Ce samedi 8 juin, le Collectif « Penser/Panser les soins psychiques de l’enfant et de l’adolescent »

organisait son premier colloque à Bordeaux, sur le thème de « A quoi on joue ? De l’intime au politique, voyage au pays du soin et du prendre soin ». Cette association de Nouvelle Aquitaine, créée en 2021, a pour volonté de relier les professionnels de la pédopsychiatrie, de l’Education Nationale, de l’Aide Sociale à l’Enfance, et les familles, afin de mobiliser une créativité commune au service du soin.
Cette journée autour du jeu cherchait à réunir, à subvertir, à imaginer, à "retrouver l'étincelle de l'inattendu et de l'inédit". Et ce fut un grand moment de partage, tissé de rires, d'indignations, de luttes et d'espoirs. Car, de sketchs en témoignages, en passant par des ateliers participatifs, il s'agissait bien de pouvoir être affectés, ensemble, et de se remettre en jeu collectivement - ce qui, par les temps qui courent, constitue déjà un acte de mobilisation et de résistance...
A cette occasion, j'ai eu le plaisir de pouvoir apporter ma contribution ; voici donc le texte de cette intervention, en version intégrale - et en deux parties....

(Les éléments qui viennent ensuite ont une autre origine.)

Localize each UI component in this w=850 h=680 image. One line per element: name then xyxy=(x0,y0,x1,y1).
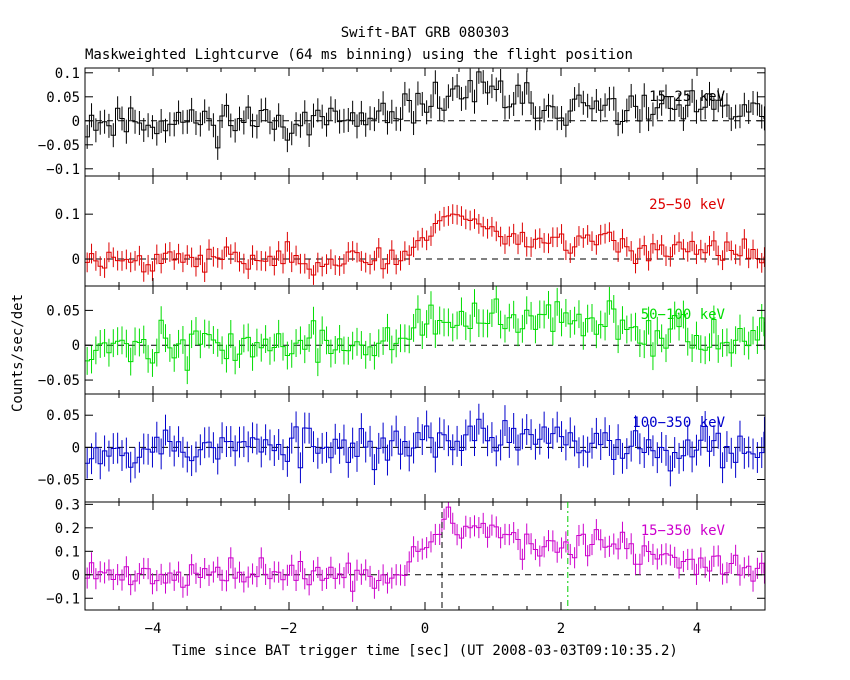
x-tick-label: 2 xyxy=(557,621,565,637)
y-tick-label: 0.1 xyxy=(55,544,80,560)
x-tick-label: −2 xyxy=(281,621,298,637)
y-tick-label: −0.1 xyxy=(46,591,80,607)
y-tick-label: 0.05 xyxy=(46,303,80,319)
band-label: 15−25 keV xyxy=(649,89,725,105)
series-group xyxy=(85,68,765,160)
x-tick-label: −4 xyxy=(145,621,162,637)
panel-4: −0.05 0 0.05 100−350 keV xyxy=(38,393,766,503)
y-tick-label: −0.05 xyxy=(38,373,80,389)
y-tick-label: 0.2 xyxy=(55,521,80,537)
y-tick-label: 0 xyxy=(72,252,80,268)
panel-1: −0.1 −0.05 0 0.05 0.1 15−25 keV xyxy=(38,66,766,178)
y-tick-label: −0.1 xyxy=(46,162,80,178)
chart-title: Swift-BAT GRB 080303 xyxy=(341,25,510,41)
x-axis-label: Time since BAT trigger time [sec] (UT 20… xyxy=(172,643,678,659)
chart-subtitle: Maskweighted Lightcurve (64 ms binning) … xyxy=(85,47,633,63)
y-tick-label: 0.05 xyxy=(46,90,80,106)
x-tick-label: 0 xyxy=(421,621,429,637)
lightcurve-series xyxy=(85,418,765,472)
panel-5: −0.1 0 0.1 0.2 0.3 15−350 keV −4 −2 0 2 4 xyxy=(46,497,766,637)
lightcurve-series xyxy=(85,213,765,276)
series-group xyxy=(85,403,765,487)
y-tick-label: −0.05 xyxy=(38,138,80,154)
series-group xyxy=(85,204,765,285)
y-axis-label: Counts/sec/det xyxy=(10,294,26,412)
y-tick-label: 0 xyxy=(72,568,80,584)
band-label: 25−50 keV xyxy=(649,197,725,213)
x-tick-label: 4 xyxy=(693,621,701,637)
y-tick-label: 0 xyxy=(72,114,80,130)
series-group xyxy=(85,502,765,602)
y-tick-label: −0.05 xyxy=(38,473,80,489)
panels-group: −0.1 −0.05 0 0.05 0.1 15−25 keV 0 0.1 25−50 keV −… xyxy=(38,66,766,637)
panel-frame xyxy=(84,175,766,287)
series-group xyxy=(85,286,765,385)
panel-3: −0.05 0 0.05 50−100 keV xyxy=(38,285,766,395)
lightcurve-series xyxy=(85,506,765,592)
band-label: 50−100 keV xyxy=(641,307,726,323)
y-tick-label: 0 xyxy=(72,440,80,456)
band-label: 100−350 keV xyxy=(632,415,725,431)
y-tick-label: 0.1 xyxy=(55,66,80,82)
lightcurve-series xyxy=(85,71,765,149)
y-tick-label: 0.05 xyxy=(46,408,80,424)
panel-2: 0 0.1 25−50 keV xyxy=(55,175,766,287)
lightcurve-series xyxy=(85,298,765,371)
band-label: 15−350 keV xyxy=(641,523,726,539)
y-tick-label: 0.3 xyxy=(55,497,80,513)
y-tick-label: 0 xyxy=(72,338,80,354)
y-tick-label: 0.1 xyxy=(55,207,80,223)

« Un adulte rigide est quelqu’un qui est parvenu à étouffer presque totalement en lui-même ces chances de fabulation, à tuer ou à perdre l’enfant qui l’accompagnait. Il existe une façon presque méprisante de se croire adulte et maître d’impérieuses distinctions entre l’imaginaire et le réel qui aident à tenir à distance les confusions enfantines. Maladie normale, maladie de la banalité donnant l’illusion d’être solide mais rendant aussi plus sensible aux fêlures. Au contraire, une véritable richesse de la vie dépend de ces ouvertures ménagées en nous dès l’enfance et qui permettent aux fictions et aux récits les plus variés de passer librement, de nous atteindre. Ainsi restons-nous disponibles, pour le rêve, pour les rêveries filées et filantes, pour une certaine « folie douce » qui est une des dimensions du conte et une condition de la santé » (Pierre Péju, La petite fille dans la forêt des contes).
Heureusement pour moi, je ne suis pas un type très sérieux, ne vous en déplaise. Contrairement à tous les pronostics, je n'aborderai pas la régulation synaptique et ses rapports avec le microbiote. Là, je vais plutôt blablater, déblatérer quelques élucubrations, car il faut bien jouer le jeu, un peu, sans se la jouer trop…Quoique.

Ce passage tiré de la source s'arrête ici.